JPH0348865Y2 - - Google Patents

Description

[Detailed explanation of the idea] [Purpose of invention] <Industrial application field> The present invention relates to a sliding contact structure.

<Prior art> As a method for electrically connecting a rotating body, an electrode plate made of a good conductor is provided around the circumference of the rotating body made of an insulating material, and the electrode plate is made of a good conductor. A sliding contact structure is known in which a contact made of a conductive spring material such as a bronze material is brought into sliding contact.

As a device using such sliding contacts, for example, an automatic stop device incorporated in a wiper motor device for a vehicle is known. This device is installed integrally with the crankshaft that drives the wiper arm back and forth through a link mechanism, and an electrode plate covering an appropriate rotational angle range is attached to the axial end face of a reduction gear that is rotated by a DC motor. A pair of contacts fixed on the casing side is brought into sliding contact with this electrode plate, and the current between these contacts is interrupted in accordance with the rotation angle of the reduction gear, so that the current is set at the specified position. This is to stop the wiper arm.

A pair of contacts in such a sliding contact is
They are arranged adjacent to each other along a radial direction centered on the rotation axis of the reduction gear. At the same time, the surfaces on which the contacts including the electrode plates on the reduction gear slide are made to be the same plane in consideration of smooth sliding contact of the contacts. Therefore, if the attachment of the contactor becomes loose or the electrode plate becomes eccentric, there is a risk of abnormal contact between the contactor and the electrode plate.
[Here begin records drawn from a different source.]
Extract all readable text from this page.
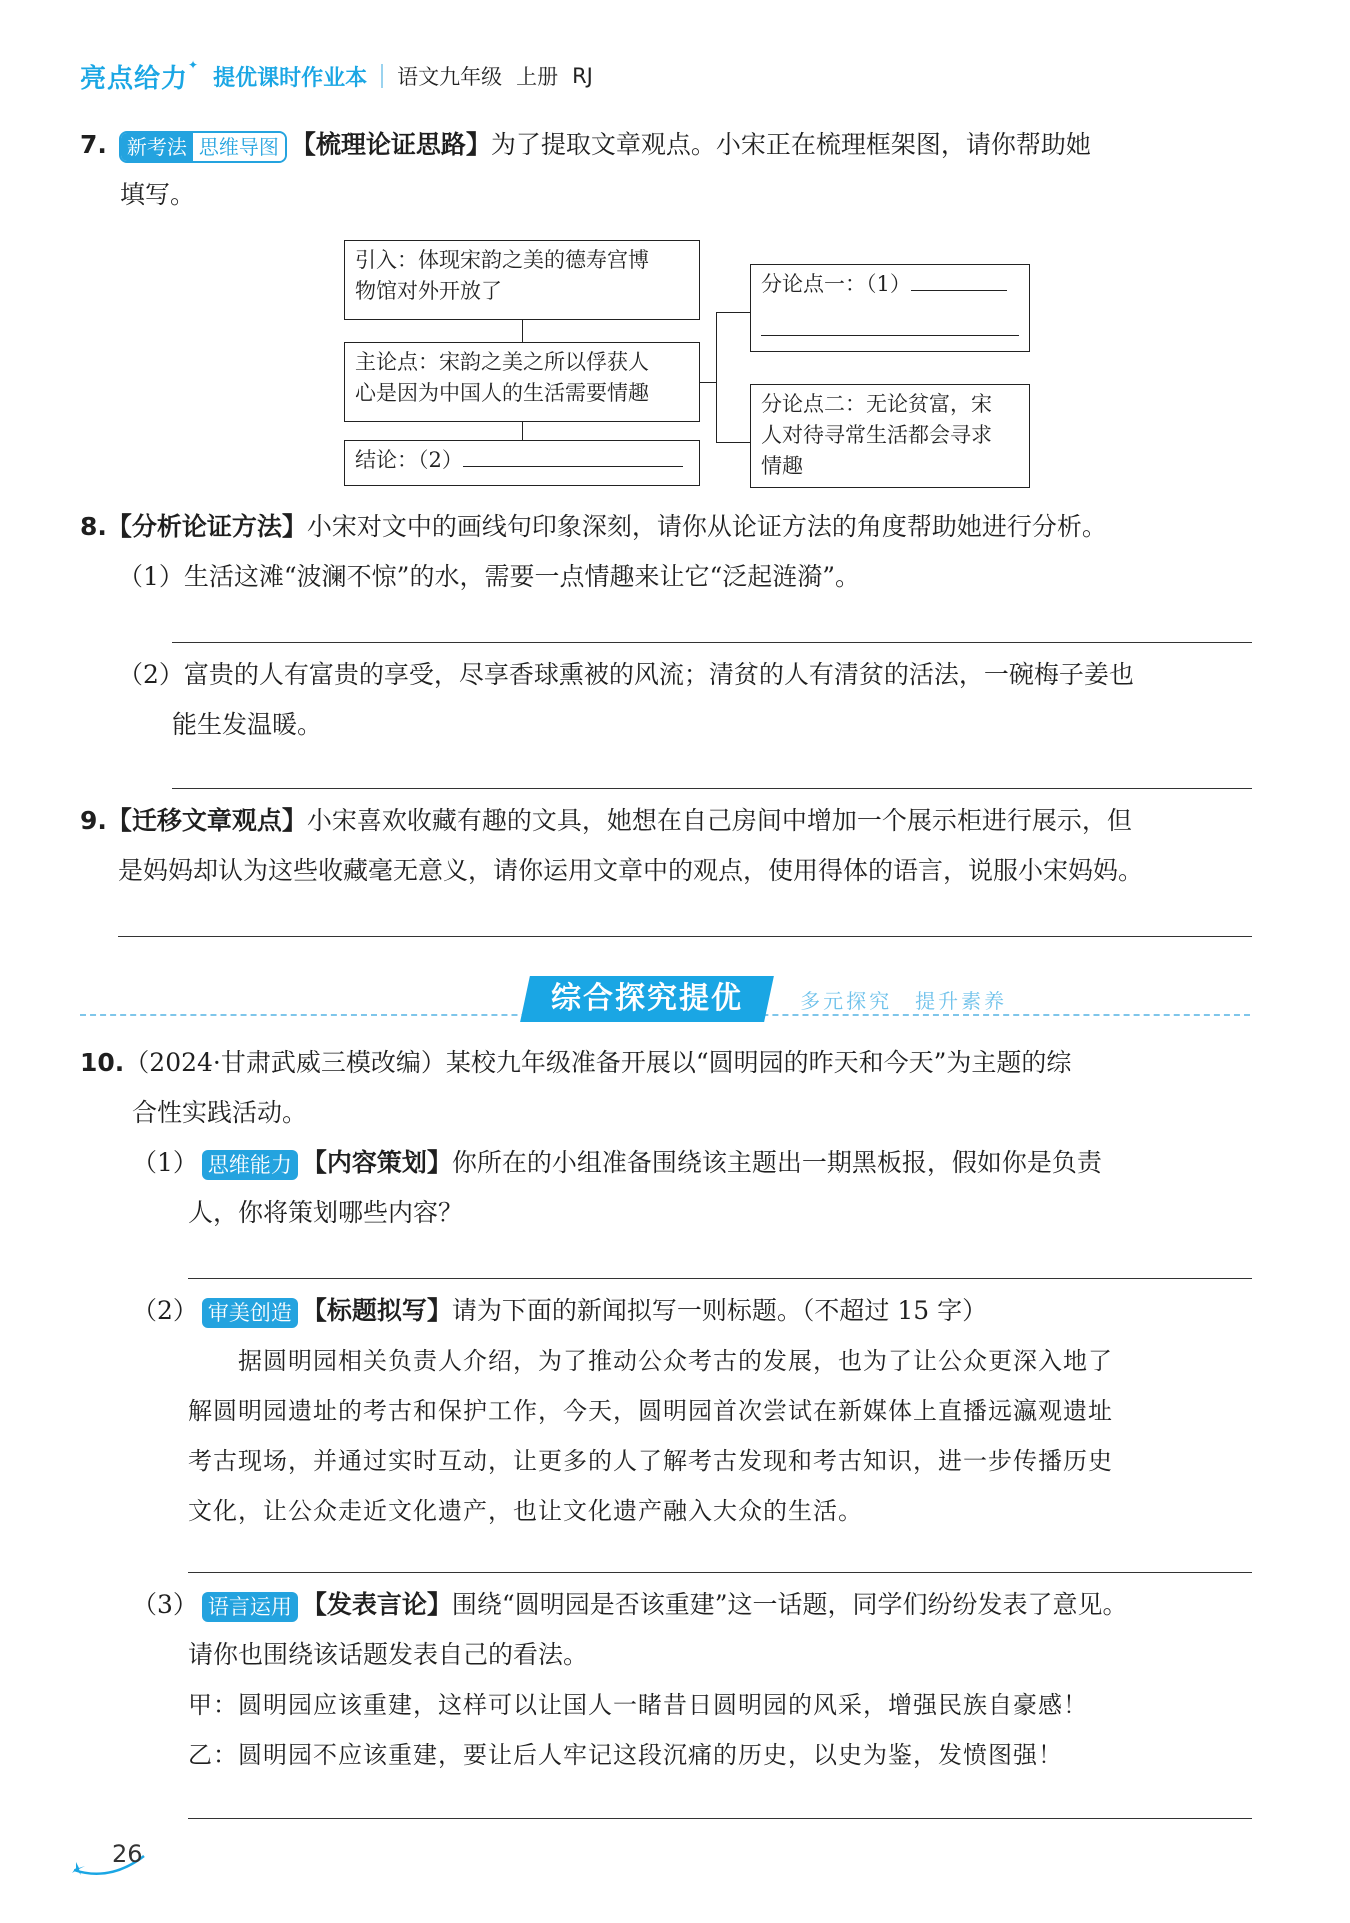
亮点给力✦
提优课时作业本 语文九年级 上册 RJ
7. 新考法 思维导图 【梳理论证思路】为了提取文章观点。小宋正在梳理框架图，请你帮助她
填写。
引入：体现宋韵之美的德寿宫博
物馆对外开放了
主论点：宋韵之美之所以俘获人
心是因为中国人的生活需要情趣
结论：（2）
分论点一：（1）

分论点二：无论贫富，宋
人对待寻常生活都会寻求
情趣
8.【分析论证方法】小宋对文中的画线句印象深刻，请你从论证方法的角度帮助她进行分析。
（1）生活这滩“波澜不惊”的水，需要一点情趣来让它“泛起涟漪”。
（2）富贵的人有富贵的享受，尽享香球熏被的风流；清贫的人有清贫的活法，一碗梅子姜也
能生发温暖。
9.【迁移文章观点】小宋喜欢收藏有趣的文具，她想在自己房间中增加一个展示柜进行展示，但
是妈妈却认为这些收藏毫无意义，请你运用文章中的观点，使用得体的语言，说服小宋妈妈。
综合探究提优	多元探究　提升素养
10.（2024·甘肃武威三模改编）某校九年级准备开展以“圆明园的昨天和今天”为主题的综
合性实践活动。
（1） 思维能力 【内容策划】你所在的小组准备围绕该主题出一期黑板报，假如你是负责
人，你将策划哪些内容？
（2） 审美创造 【标题拟写】请为下面的新闻拟写一则标题。（不超过 15 字）
　　据圆明园相关负责人介绍，为了推动公众考古的发展，也为了让公众更深入地了
解圆明园遗址的考古和保护工作，今天，圆明园首次尝试在新媒体上直播远瀛观遗址
考古现场，并通过实时互动，让更多的人了解考古发现和考古知识，进一步传播历史
文化，让公众走近文化遗产，也让文化遗产融入大众的生活。
（3） 语言运用 【发表言论】围绕“圆明园是否该重建”这一话题，同学们纷纷发表了意见。
请你也围绕该话题发表自己的看法。
甲：圆明园应该重建，这样可以让国人一睹昔日圆明园的风采，增强民族自豪感！
乙：圆明园不应该重建，要让后人牢记这段沉痛的历史，以史为鉴，发愤图强！
26
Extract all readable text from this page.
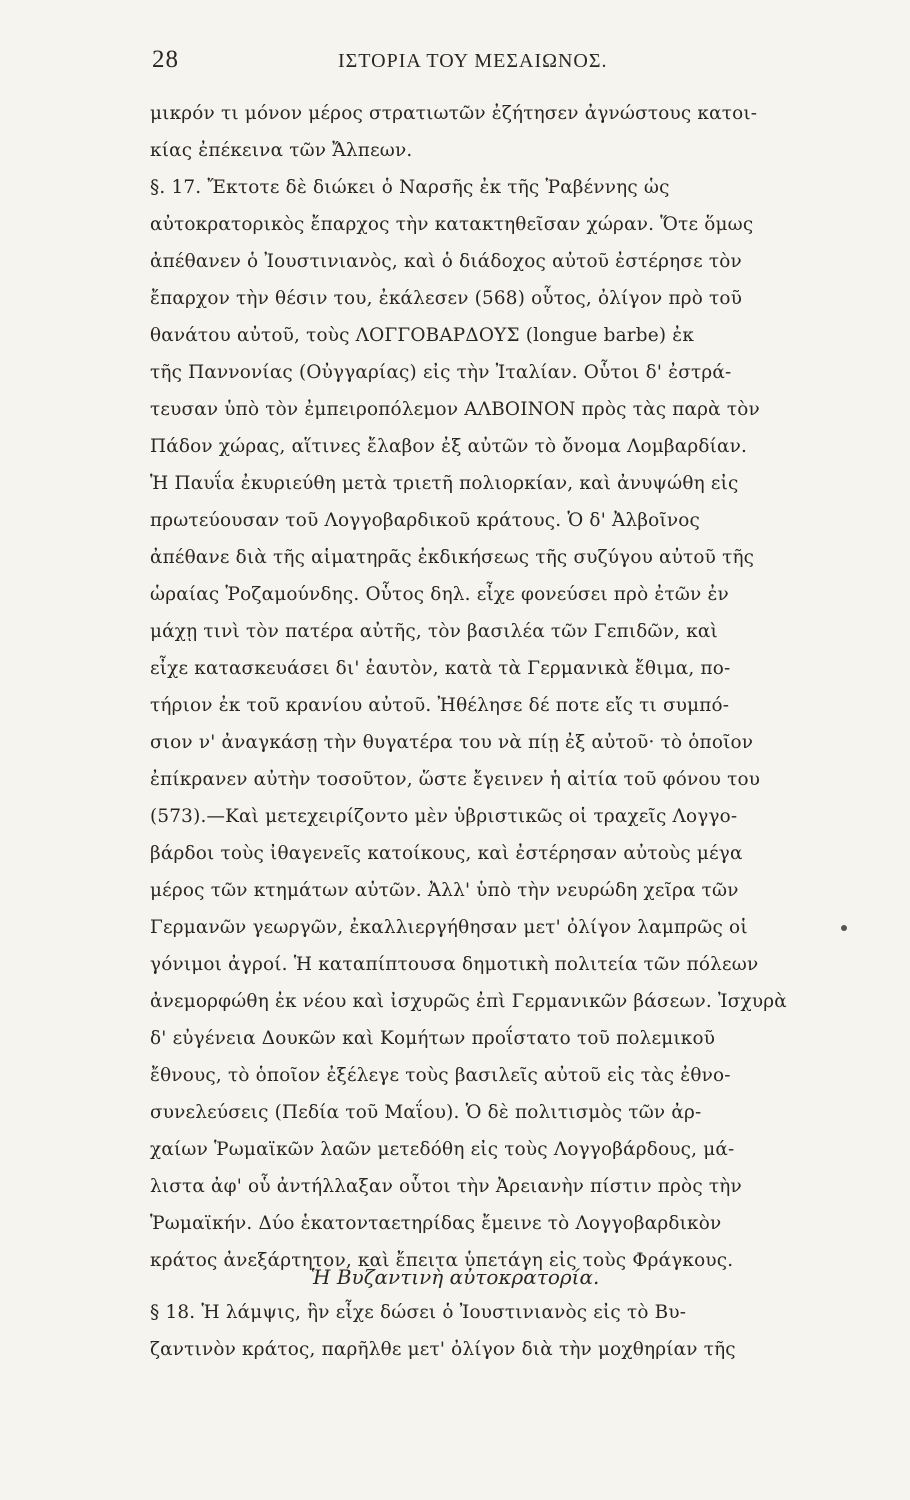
28	ΙΣΤΟΡΙΑ ΤΟΥ ΜΕΣΑΙΩΝΟΣ.
μικρόν τι μόνον μέρος στρατιωτῶν ἐζήτησεν ἀγνώστους κατοι-
κίας ἐπέκεινα τῶν Ἄλπεων.
§. 17. Ἔκτοτε δὲ διώκει ὁ Ναρσῆς ἐκ τῆς Ῥαβέννης ὡς
αὐτοκρατορικὸς ἔπαρχος τὴν κατακτηθεῖσαν χώραν. Ὅτε ὅμως
ἀπέθανεν ὁ Ἰουστινιανὸς, καὶ ὁ διάδοχος αὐτοῦ ἐστέρησε τὸν
ἔπαρχον τὴν θέσιν του, ἐκάλεσεν (568) οὗτος, ὀλίγον πρὸ τοῦ
θανάτου αὐτοῦ, τοὺς ΛΟΓΓΟΒΑΡΔΟΥΣ (longue barbe) ἐκ
τῆς Παννονίας (Οὐγγαρίας) εἰς τὴν Ἰταλίαν. Οὗτοι δ' ἐστρά-
τευσαν ὑπὸ τὸν ἐμπειροπόλεμον ΑΛΒΟΙΝΟΝ πρὸς τὰς παρὰ τὸν
Πάδον χώρας, αἵτινες ἔλαβον ἐξ αὐτῶν τὸ ὄνομα Λομβαρδίαν.
Ἡ Παυΐα ἐκυριεύθη μετὰ τριετῆ πολιορκίαν, καὶ ἀνυψώθη εἰς
πρωτεύουσαν τοῦ Λογγοβαρδικοῦ κράτους. Ὁ δ' Ἀλβοῖνος
ἀπέθανε διὰ τῆς αἱματηρᾶς ἐκδικήσεως τῆς συζύγου αὐτοῦ τῆς
ὡραίας Ῥοζαμούνδης. Οὗτος δηλ. εἶχε φονεύσει πρὸ ἐτῶν ἐν
μάχῃ τινὶ τὸν πατέρα αὐτῆς, τὸν βασιλέα τῶν Γεπιδῶν, καὶ
εἶχε κατασκευάσει δι' ἑαυτὸν, κατὰ τὰ Γερμανικὰ ἔθιμα, πο-
τήριον ἐκ τοῦ κρανίου αὐτοῦ. Ἠθέλησε δέ ποτε εἴς τι συμπό-
σιον ν' ἀναγκάσῃ τὴν θυγατέρα του νὰ πίῃ ἐξ αὐτοῦ· τὸ ὁποῖον
ἐπίκρανεν αὐτὴν τοσοῦτον, ὥστε ἔγεινεν ἡ αἰτία τοῦ φόνου του
(573).—Καὶ μετεχειρίζοντο μὲν ὑβριστικῶς οἱ τραχεῖς Λογγο-
βάρδοι τοὺς ἰθαγενεῖς κατοίκους, καὶ ἐστέρησαν αὐτοὺς μέγα
μέρος τῶν κτημάτων αὐτῶν. Ἀλλ' ὑπὸ τὴν νευρώδη χεῖρα τῶν
Γερμανῶν γεωργῶν, ἐκαλλιεργήθησαν μετ' ὀλίγον λαμπρῶς οἱ
γόνιμοι ἀγροί. Ἡ καταπίπτουσα δημοτικὴ πολιτεία τῶν πόλεων
ἀνεμορφώθη ἐκ νέου καὶ ἰσχυρῶς ἐπὶ Γερμανικῶν βάσεων. Ἰσχυρὰ
δ' εὐγένεια Δουκῶν καὶ Κομήτων προΐστατο τοῦ πολεμικοῦ
ἔθνους, τὸ ὁποῖον ἐξέλεγε τοὺς βασιλεῖς αὐτοῦ εἰς τὰς ἐθνο-
συνελεύσεις (Πεδία τοῦ Μαΐου). Ὁ δὲ πολιτισμὸς τῶν ἀρ-
χαίων Ῥωμαϊκῶν λαῶν μετεδόθη εἰς τοὺς Λογγοβάρδους, μά-
λιστα ἀφ' οὗ ἀντήλλαξαν οὗτοι τὴν Ἀρειανὴν πίστιν πρὸς τὴν
Ῥωμαϊκήν. Δύο ἑκατονταετηρίδας ἔμεινε τὸ Λογγοβαρδικὸν
κράτος ἀνεξάρτητον, καὶ ἔπειτα ὑπετάγη εἰς τοὺς Φράγκους.
Ἡ Βυζαντινὴ αὐτοκρατορία.
§ 18. Ἡ λάμψις, ἣν εἶχε δώσει ὁ Ἰουστινιανὸς εἰς τὸ Βυ-
ζαντινὸν κράτος, παρῆλθε μετ' ὀλίγον διὰ τὴν μοχθηρίαν τῆς
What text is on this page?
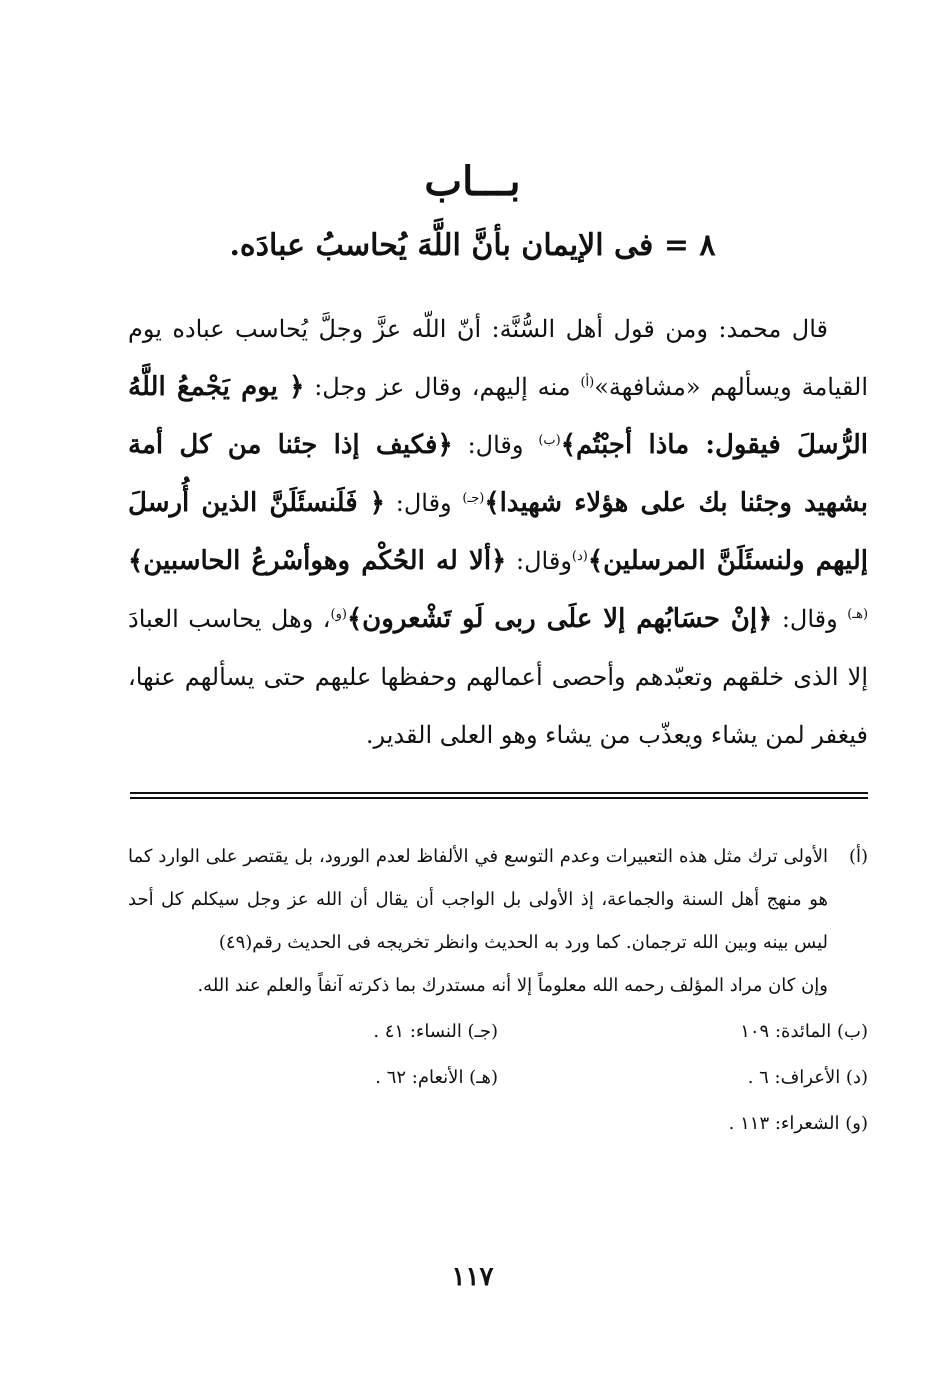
بـــاب
٨ = فى الإيمان بأنَّ اللَّهَ يُحاسبُ عبادَه.

قال محمد: ومن قول أهل السُّنَّة: أنّ اللّه عزَّ وجلَّ يُحاسب عباده يوم القيامة ويسألهم «مشافهة»$^{(أ)}$ منه إليهم، وقال عز وجل: ﴿ يوم يَجْمعُ اللَّهُ الرُّسلَ فيقول: ماذا أجبْتُم﴾$^{(ب)}$ وقال: ﴿فكيف إذا جئنا من كل أمة بشهيد وجئنا بك على هؤلاء شهيدا﴾$^{(جـ)}$ وقال: ﴿ فَلَنسئَلَنَّ الذين أُرسلَ إليهم ولنسئَلَنَّ المرسلين﴾$^{(د)}$وقال: ﴿ألا له الحُكْم وهوأسْرعُ الحاسبين﴾$^{(هـ)}$ وقال: ﴿إنْ حسَابُهم إلا علَى ربى لَو تَشْعرون﴾$^{(و)}$، وهل يحاسب العبادَ إلا الذى خلقهم وتعبّدهم وأحصى أعمالهم وحفظها عليهم حتى يسألهم عنها، فيغفر لمن يشاء ويعذّب من يشاء وهو العلى القدير.

(أ)

الأولى ترك مثل هذه التعبيرات وعدم التوسع في الألفاظ لعدم الورود، بل يقتصر على الوارد كما هو منهج أهل السنة والجماعة، إذ الأولى بل الواجب أن يقال أن الله عز وجل سيكلم كل أحد ليس بينه وبين الله ترجمان. كما ورد به الحديث وانظر تخريجه فى الحديث رقم(٤٩)

وإن كان مراد المؤلف رحمه الله معلوماً إلا أنه مستدرك بما ذكرته آنفاً والعلم عند الله.

(ب) المائدة: ١٠٩
(جـ) النساء: ٤١ .
(د) الأعراف: ٦ .
(هـ) الأنعام: ٦٢ .
(و) الشعراء: ١١٣ .
١١٧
<Problem to be solved by the invention> In order to prevent such inconvenience from occurring, relatively high manufacturing precision is required, or a large clearance that allows for errors is required between both contacts. Therefore, it is inevitable that the manufacturing cost will rise or the external dimensions will increase.

The present invention was developed to improve these inconveniences, and its main purpose is to provide an improved sliding contact structure that prevents abnormal contact between the contact and the electrode plate. It is about providing.

<Means for Solving the Problems> According to the present invention, this purpose is to provide two raceway surfaces that are arranged side by side on an insulator and have an electrode plate attached to at least one of them. A sliding contact structure in which two contacts slide relative to each other, and the two raceway surfaces are arranged such that the other raceway surface is higher than the one raceway surface to which the electrode plate is attached. This is achieved by providing a sliding contact structure characterized in that the contacts are formed in different steps.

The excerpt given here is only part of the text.